Publié par couscous le 05-03-2014 06:40:00 ( 1851 lectures ) Articles du même auteur



M. A.

« Bonjour, mesdames, bienvenues aux M. A., les Marâtres Anonymes. Nous sommes ici pour nous soutenir, échanger. Nous souhaitons toutes ne plus être affublées de ce nom qui nous colle à la peau et donne une mauvaise image de nous. Commençons. Vous, là … avec le chat sur les genoux. »

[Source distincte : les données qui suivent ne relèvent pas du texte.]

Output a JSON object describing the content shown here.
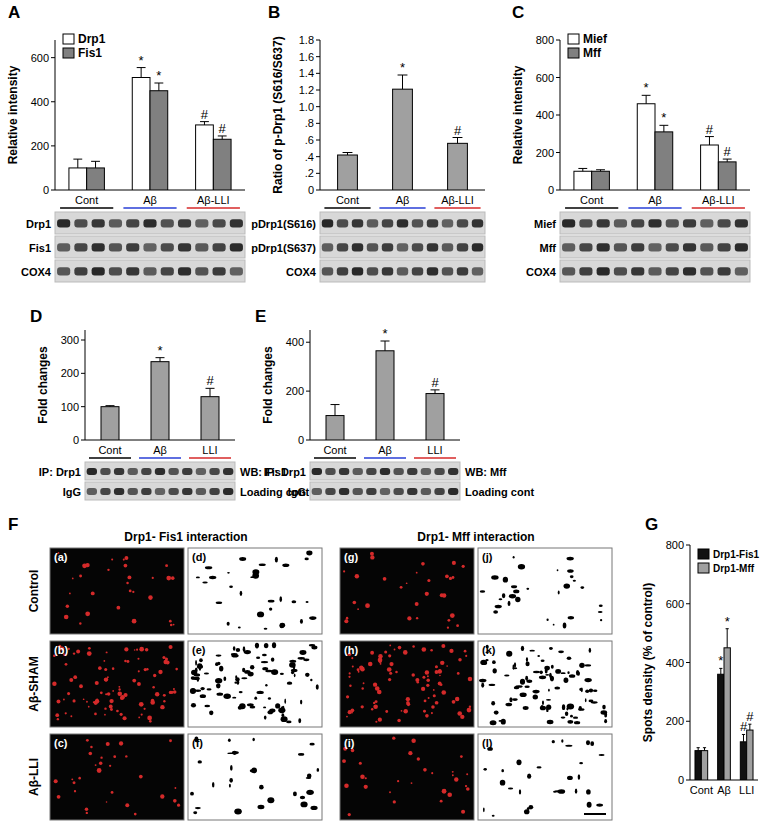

L’animal émet un feulement menaçant en fixant l’auditrice avec un regard sombre. Il est sur les genoux d’une femme aux cheveux grisonnants, montés en chignon volumineux. Elle a de petits yeux et sa bouche n’est qu’un fin trait sous un nez droit.

« Chut, Lucifer. Reste calme. Bonjour à toutes. Je m’appelle Lady Trémaire et je suis gentille depuis un mois. »

L’assistance se met à applaudir avec un enthousiasme mou.

« Merci. Ce ne fut pas facile. À mon second mariage, j’ai hérité d’une belle-fille désormais célèbre, Cendrillon. Déjà, je ne sais pas où son père et sa défunte mère ont dégoté cet affreux prénom. Pas sûre qu’ils l’aimaient tant que cela la petite. Bref, j’avais déjà deux magnifiques filles, dévouées et gentilles. Nous nous sommes donc installées dans la demeure de mon nouvel époux. Mais ce dernier n’a pas survécu longtemps, fatigué par les caprices incessants de sa chère enfant : (en prenant une voix nasillarde) Je veux un nouveau pigeon messager car le mien n’est pas assez rapide, je veux un carrosse 4 chevaux, je veux faire une grande fête avec mes copines Aurore, Ariel, Blanche-Neige et ses 7 potes. Il lui cédait tout ! Après son enterrement, j’ai dû reprendre les rênes de l’éducation de cette jeune fille, pour son bien. Tout d’abord, j’ai voulu lui apprendre à vivre dans des conditions précaires, comme une étudiante universitaire dans un kot de cinq mètres carrés. Ensuite, j’ai revu son emploi du temps. Pour se préparer à devenir une bonne épouse, je lui ai délégué les tâches ménagères que j’aimais tant effectuer moi-même. Mon sacrifice a été perçu comme de la maltraitance et de la cruauté. Je ne l’ai pourtant pas empêchée d’aller au bal du Roi. Mais de là à voler les affaires de ses sœurs. Quel culot ! Lorsque le prince est tombé amoureux d’elle et qu’il a trouvé sa godasse, je l’ai enfermée dans sa chambre afin de lui éviter la honte d’avoir à reconnaître qu’elle avait les pieds de la taille d’un enfant de six ans et possédait de si horribles escarpins. Et cela a aussi été mal interprété, juste parce que je porte l’étiquette « Belle-mère ».

- Bien. Merci pour votre témoignage. Qui veut prendre la parole ? »

Une femme affreusement défigurée lève la main.

« Bonjour, je m’appelle Irène. Je voudrais aussi remettre l’église au milieu du village. Vous me connaissez plutôt sous le nom de « Reine-sorcière », belle-mère de Blanche-Neige. »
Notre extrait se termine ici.